Le titre MPS a progressé jusqu'à 1,28% suite aux déclarations de Meloni.
Reuters avait rapporté en novembre que Rome comptait sur une future opération de fusion pour réduire davantage cette participation, en se concentrant sur un projet de longue date visant à fusionner MPS avec le concurrent Banco BPM.
Meloni a souligné que le gouvernement n'avait pas d'influence significative sur MPS en raison de sa faible participation, mais que la perspective de voir MPS créer un concurrent face aux leaders du secteur UniCredit et Intesa Sanpaolo via une opération de fusion-acquisition devait être considérée positivement.
« Je pense qu'un troisième grand groupe bancaire serait bénéfique pour l'ensemble de notre système bancaire, mais le gouvernement n'a ni l'autorisation ni les moyens de le faire ».
Meloni a ajouté ne pas être inquiète de l'enquête menée par les procureurs de Milan sur l'acquisition de Mediobanca par MPS.
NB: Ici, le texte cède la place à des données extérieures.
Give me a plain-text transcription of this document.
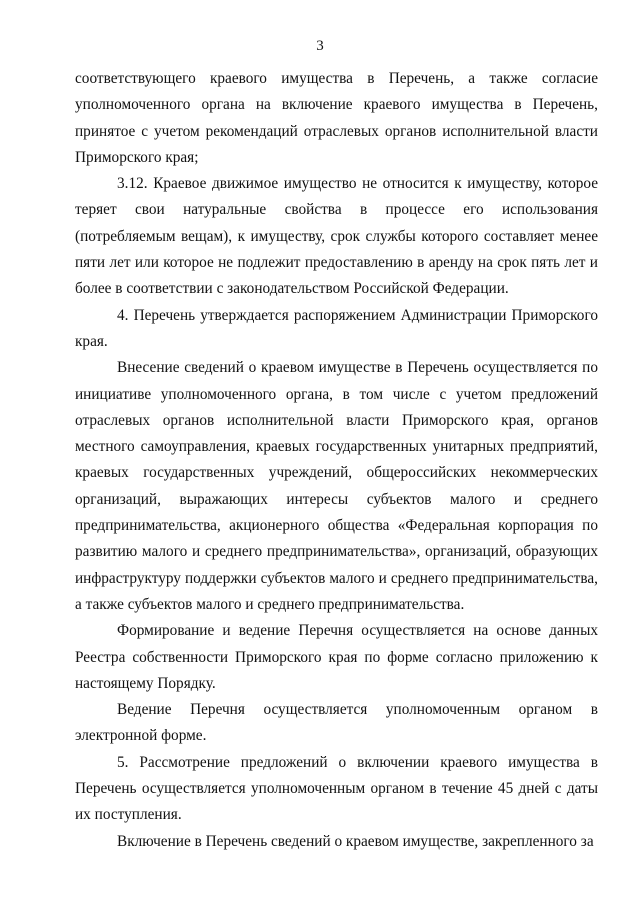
3

соответствующего краевого имущества в Перечень, а также согласие уполномоченного органа на включение краевого имущества в Перечень, принятое с учетом рекомендаций отраслевых органов исполнительной власти Приморского края;

3.12. Краевое движимое имущество не относится к имуществу, которое теряет свои натуральные свойства в процессе его использования (потребляемым вещам), к имуществу, срок службы которого составляет менее пяти лет или которое не подлежит предоставлению в аренду на срок пять лет и более в соответствии с законодательством Российской Федерации.

4. Перечень утверждается распоряжением Администрации Приморского края.

Внесение сведений о краевом имуществе в Перечень осуществляется по инициативе уполномоченного органа, в том числе с учетом предложений отраслевых органов исполнительной власти Приморского края, органов местного самоуправления, краевых государственных унитарных предприятий, краевых государственных учреждений, общероссийских некоммерческих организаций, выражающих интересы субъектов малого и среднего предпринимательства, акционерного общества «Федеральная корпорация по развитию малого и среднего предпринимательства», организаций, образующих инфраструктуру поддержки субъектов малого и среднего предпринимательства, а также субъектов малого и среднего предпринимательства.

Формирование и ведение Перечня осуществляется на основе данных Реестра собственности Приморского края по форме согласно приложению к настоящему Порядку.

Ведение Перечня осуществляется уполномоченным органом в электронной форме.

5. Рассмотрение предложений о включении краевого имущества в Перечень осуществляется уполномоченным органом в течение 45 дней с даты их поступления.

Включение в Перечень сведений о краевом имуществе, закрепленного за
« Je ne suis pas préoccupée par l'enquête en cours sur MPS. Même les procureurs ont affirmé qu'il n'y avait rien d'illégal dans les actions du gouvernement », a assuré Meloni.
Les procureurs enquêtent sur le directeur général de MPS, Luigi Lovaglio, ainsi que sur les deux principaux actionnaires de la banque : le magnat du bâtiment Francesco Gaetano Caltagirone et le PDG d'EssilorLuxottica, Francesco Milleri, qui dirige la holding Delfin de la famille Del Vecchio.
Ils cherchent à déterminer si Lovaglio, Caltagirone et Milleri ont agi de concert tout en tenant les autorités de supervision et les investisseurs à l'écart.